Doubly connected minimal surfaces and extremal harmonic mappings

TL;DR

This paper investigates the interplay between quasiconformal and harmonic mappings on doubly connected domains, deriving sharp estimates and applying them to minimal surface evolution problems.

Contribution

It combines quasiconformal and harmonic mapping theories to establish new sharp estimates for doubly connected domains and applies these results to the minimal surface Cauchy problem.

Findings

Derived sharp estimates for quasiconformal harmonic mappings.

Applied estimates to the Bjorling problem for minimal surfaces.

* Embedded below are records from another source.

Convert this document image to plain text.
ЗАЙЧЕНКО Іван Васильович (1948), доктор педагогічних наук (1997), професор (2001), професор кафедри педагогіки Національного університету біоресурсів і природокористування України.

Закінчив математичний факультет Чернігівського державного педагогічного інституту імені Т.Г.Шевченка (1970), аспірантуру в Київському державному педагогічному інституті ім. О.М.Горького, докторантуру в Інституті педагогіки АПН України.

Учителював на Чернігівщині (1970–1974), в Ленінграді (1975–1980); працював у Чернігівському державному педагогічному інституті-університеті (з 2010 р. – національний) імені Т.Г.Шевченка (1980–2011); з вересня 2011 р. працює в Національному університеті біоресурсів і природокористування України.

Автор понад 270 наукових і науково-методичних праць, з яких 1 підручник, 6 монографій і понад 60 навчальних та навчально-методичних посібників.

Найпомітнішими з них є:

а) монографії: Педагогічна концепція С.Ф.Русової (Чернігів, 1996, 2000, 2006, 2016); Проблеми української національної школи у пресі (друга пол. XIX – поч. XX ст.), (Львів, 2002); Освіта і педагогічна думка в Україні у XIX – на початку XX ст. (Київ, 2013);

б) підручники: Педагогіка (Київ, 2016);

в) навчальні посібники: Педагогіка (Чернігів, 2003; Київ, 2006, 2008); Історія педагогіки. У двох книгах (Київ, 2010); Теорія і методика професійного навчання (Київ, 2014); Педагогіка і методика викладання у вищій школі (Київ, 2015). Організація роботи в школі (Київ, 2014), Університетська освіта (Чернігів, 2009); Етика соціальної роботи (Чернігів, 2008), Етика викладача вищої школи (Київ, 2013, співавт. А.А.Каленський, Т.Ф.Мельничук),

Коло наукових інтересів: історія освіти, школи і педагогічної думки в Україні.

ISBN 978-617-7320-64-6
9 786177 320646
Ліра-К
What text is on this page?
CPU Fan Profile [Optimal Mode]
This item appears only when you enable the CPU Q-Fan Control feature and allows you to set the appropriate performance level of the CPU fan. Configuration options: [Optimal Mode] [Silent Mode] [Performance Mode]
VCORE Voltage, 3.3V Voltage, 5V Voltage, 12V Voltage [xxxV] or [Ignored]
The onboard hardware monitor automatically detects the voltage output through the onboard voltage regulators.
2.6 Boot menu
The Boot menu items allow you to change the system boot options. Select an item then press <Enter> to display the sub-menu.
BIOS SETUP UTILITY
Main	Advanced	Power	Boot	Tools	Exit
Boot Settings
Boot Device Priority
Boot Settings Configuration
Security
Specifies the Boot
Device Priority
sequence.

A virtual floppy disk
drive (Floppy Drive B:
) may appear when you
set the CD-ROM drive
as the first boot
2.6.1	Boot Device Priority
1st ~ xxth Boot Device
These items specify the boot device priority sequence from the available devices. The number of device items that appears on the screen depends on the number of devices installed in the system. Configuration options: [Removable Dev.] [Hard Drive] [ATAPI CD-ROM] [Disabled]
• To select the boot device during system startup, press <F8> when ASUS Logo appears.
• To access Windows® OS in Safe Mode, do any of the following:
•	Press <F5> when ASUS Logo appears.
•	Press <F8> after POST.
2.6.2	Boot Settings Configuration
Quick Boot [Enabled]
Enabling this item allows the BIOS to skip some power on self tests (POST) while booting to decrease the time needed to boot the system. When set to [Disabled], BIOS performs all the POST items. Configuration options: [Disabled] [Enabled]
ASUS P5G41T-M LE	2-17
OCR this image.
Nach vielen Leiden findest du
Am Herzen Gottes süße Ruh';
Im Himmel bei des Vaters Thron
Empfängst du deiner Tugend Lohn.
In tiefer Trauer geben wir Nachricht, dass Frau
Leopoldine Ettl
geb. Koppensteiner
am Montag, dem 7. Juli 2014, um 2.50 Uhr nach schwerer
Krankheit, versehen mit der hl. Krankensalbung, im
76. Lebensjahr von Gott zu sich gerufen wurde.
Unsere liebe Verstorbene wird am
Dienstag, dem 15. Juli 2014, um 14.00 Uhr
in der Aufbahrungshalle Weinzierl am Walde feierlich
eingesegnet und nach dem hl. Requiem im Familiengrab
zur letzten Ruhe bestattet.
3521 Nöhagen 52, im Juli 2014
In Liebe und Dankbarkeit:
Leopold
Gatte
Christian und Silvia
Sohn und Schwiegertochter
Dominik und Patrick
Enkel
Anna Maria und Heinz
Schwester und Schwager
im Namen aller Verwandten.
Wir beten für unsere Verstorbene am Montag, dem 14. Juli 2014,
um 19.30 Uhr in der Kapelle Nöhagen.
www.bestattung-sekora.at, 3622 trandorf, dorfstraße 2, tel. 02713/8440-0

Provided bounds on the modulus of evolving doubly connected minimal surfaces.

Abstract

The concept of a conformal deformation has two natural extensions: quasiconformal and harmonic mappings. Both classes do not preserve the conformal type of the domain, however they cannot change it in an arbitrary way. Doubly connected domains are where one first observes nontrivial conformal invariants. Herbert Groetzsch and Johannes C. C. Nitsche addressed this issue for quasiconformal and harmonic mappings, respectively. Combining these concepts we obtain sharp estimates for quasiconformal harmonic mappings between doubly connected domains. We then apply our results to the Cauchy problem for minimal surfaces, also known as the Bjorling problem. Specifically, we obtain a sharp estimate of the modulus of a doubly connected minimal surface that evolves from its inner boundary with a given initial slope.